Stephen Herzenberg |

What should Pennsylvanians and Americans take away from the Presidential election? While fully digesting Trump’s razor-thin victory will take time, national exit polls show that the President-elect won several groups by large margins: white non-college and rural voters, those who view the economy as fair or poor, and those whose family financial situation has worsened.

Our annual State of Working Pennsylvania suggested that these and other middle-class groups have a right to feel aggrieved by an economic and political system rigged to benefit the rich and powerful.

The new President and other elected officials should be judged going forward by a simple standard: will the policies they propose further rig the economy to benefit the rich and powerful? Or will they fight to give regular Pennsylvanians and Americans a fair shake again?

Will, for example, President-elect Trump deliver on a trade policy to benefit the middle class?
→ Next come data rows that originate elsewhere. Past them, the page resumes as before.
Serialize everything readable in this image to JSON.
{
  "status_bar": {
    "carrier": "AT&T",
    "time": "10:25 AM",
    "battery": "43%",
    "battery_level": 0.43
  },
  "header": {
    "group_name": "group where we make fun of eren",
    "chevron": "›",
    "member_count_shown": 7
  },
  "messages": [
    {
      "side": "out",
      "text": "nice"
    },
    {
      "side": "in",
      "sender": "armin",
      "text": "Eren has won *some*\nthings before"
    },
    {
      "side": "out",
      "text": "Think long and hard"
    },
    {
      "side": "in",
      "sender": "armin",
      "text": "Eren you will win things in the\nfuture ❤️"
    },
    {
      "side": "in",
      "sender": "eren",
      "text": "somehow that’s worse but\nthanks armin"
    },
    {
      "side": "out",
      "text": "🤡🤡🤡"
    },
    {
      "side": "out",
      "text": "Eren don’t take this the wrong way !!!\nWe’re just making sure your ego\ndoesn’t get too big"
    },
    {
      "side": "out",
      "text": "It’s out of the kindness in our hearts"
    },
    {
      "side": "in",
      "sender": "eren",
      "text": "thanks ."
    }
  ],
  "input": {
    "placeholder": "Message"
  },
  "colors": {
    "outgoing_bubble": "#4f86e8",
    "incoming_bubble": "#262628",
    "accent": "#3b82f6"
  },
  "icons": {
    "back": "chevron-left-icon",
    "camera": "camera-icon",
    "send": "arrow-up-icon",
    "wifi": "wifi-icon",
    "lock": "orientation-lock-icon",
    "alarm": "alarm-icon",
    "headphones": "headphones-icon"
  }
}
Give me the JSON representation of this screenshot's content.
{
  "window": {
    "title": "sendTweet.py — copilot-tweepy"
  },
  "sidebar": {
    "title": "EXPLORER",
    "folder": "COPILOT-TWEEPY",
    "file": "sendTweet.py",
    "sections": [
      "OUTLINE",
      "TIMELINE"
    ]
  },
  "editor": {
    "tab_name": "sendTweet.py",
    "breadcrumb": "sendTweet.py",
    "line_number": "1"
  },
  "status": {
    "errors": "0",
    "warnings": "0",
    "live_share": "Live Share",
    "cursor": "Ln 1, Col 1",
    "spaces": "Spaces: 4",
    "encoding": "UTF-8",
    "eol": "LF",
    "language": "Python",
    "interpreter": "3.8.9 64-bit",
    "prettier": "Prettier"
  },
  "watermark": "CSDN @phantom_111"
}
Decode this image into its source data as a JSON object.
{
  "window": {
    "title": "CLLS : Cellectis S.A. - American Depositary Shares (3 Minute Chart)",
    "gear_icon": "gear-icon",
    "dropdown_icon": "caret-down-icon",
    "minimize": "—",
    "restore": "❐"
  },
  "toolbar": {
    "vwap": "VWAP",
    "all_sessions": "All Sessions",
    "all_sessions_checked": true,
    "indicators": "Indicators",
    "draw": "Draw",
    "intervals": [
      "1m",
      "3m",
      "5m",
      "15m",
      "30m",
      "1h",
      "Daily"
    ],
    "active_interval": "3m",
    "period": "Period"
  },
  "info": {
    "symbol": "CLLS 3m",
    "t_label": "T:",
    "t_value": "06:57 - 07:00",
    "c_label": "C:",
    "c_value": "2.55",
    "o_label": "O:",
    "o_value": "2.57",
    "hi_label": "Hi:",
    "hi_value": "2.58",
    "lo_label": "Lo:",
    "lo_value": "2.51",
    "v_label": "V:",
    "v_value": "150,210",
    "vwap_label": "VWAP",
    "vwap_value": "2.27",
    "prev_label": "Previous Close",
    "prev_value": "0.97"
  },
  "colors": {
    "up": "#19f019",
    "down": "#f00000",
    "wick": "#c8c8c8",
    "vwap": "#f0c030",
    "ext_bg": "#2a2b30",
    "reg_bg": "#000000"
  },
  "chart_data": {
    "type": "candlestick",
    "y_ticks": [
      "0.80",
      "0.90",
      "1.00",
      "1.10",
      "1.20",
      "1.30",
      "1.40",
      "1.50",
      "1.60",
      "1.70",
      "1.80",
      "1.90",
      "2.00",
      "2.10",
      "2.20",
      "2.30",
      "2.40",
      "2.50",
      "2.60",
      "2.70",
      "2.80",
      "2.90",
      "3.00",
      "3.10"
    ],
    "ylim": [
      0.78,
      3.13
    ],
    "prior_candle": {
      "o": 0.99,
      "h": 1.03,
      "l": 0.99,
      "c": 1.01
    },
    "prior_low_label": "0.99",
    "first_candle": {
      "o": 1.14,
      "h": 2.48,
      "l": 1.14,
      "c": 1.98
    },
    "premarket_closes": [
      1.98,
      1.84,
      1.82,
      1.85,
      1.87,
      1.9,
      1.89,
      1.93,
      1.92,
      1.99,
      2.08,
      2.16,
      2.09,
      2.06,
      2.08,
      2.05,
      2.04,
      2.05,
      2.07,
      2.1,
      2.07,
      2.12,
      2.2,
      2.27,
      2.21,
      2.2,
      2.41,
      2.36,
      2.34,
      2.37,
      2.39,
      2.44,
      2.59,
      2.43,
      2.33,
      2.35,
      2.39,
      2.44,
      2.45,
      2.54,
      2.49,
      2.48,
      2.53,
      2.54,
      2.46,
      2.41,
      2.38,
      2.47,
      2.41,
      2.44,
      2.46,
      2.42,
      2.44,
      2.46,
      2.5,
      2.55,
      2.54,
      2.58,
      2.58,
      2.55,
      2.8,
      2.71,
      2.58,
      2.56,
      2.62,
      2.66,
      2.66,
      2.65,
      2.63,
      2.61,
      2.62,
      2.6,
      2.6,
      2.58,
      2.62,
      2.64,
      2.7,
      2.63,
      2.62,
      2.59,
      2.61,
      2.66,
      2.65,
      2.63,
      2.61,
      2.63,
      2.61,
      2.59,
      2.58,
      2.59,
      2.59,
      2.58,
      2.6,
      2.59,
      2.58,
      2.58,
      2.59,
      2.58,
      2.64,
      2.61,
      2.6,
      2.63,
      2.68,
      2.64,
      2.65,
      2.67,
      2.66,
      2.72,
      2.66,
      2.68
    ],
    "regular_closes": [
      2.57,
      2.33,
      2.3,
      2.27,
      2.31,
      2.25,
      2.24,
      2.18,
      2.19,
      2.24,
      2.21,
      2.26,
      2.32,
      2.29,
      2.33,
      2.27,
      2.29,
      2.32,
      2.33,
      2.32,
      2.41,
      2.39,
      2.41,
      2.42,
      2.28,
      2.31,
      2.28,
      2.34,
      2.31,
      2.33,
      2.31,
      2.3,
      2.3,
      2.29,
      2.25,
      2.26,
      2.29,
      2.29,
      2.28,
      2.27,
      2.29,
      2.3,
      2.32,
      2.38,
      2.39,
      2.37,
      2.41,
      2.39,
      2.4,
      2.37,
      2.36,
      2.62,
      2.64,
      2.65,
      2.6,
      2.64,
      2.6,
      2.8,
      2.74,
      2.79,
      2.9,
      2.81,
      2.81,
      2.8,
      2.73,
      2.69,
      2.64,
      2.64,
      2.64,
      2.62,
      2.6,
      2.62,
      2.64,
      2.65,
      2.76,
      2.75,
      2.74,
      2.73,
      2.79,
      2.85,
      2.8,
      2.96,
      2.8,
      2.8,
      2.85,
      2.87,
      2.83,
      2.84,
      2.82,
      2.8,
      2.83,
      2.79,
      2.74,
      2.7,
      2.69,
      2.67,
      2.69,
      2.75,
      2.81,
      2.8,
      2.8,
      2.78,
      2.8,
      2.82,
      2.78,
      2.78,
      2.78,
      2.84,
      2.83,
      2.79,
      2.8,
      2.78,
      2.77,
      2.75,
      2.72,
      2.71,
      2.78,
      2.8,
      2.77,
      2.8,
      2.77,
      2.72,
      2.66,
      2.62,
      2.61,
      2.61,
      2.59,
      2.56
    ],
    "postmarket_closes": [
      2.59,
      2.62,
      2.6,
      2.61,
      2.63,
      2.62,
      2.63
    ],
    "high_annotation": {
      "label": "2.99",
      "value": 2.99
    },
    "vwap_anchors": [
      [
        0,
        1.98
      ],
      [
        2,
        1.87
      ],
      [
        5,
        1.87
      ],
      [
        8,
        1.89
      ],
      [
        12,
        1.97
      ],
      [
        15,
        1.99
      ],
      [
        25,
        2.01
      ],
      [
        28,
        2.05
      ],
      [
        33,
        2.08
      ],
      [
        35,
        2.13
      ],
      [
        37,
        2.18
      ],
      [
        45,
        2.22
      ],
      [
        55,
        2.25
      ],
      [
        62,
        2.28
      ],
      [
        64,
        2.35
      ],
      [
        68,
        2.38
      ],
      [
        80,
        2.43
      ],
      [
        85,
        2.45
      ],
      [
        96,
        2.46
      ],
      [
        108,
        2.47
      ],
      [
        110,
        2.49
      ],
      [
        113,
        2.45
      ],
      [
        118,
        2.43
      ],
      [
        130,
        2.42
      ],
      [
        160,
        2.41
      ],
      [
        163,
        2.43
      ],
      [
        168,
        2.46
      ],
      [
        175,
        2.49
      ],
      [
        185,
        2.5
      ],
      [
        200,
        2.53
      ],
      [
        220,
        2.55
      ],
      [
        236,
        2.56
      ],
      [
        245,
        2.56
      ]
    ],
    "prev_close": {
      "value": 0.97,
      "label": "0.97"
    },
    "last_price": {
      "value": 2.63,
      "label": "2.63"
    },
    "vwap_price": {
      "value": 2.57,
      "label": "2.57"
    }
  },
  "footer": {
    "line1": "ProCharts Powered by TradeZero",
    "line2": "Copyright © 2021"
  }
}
Will Pennsylvania’s legislative leaders finally allow a vote on a substantial increase in the minimum wage—a simple, overwhelmingly popular way to make the economy fairer for regular people? (Voters in four states approved minimum wage increases to at least $12 per hour yesterday.) Will Pennsylvania lawmakers enact “An Agenda to Raise Pennsylvania’s Pay? That’s what it will take to improve the economic circumstances of white non-college and rural voters—and other middle-class groups—and make the economy “good” or “excellent” for those who currently view it as “poor” or “fair.”

In the aftermath of the election, it’s time to respond to populist anger and frustration with more full-throated populist solutions. And it’s time to call out politicians at the national and state level more bluntly when they rig the economy further to benefit the 1 percent.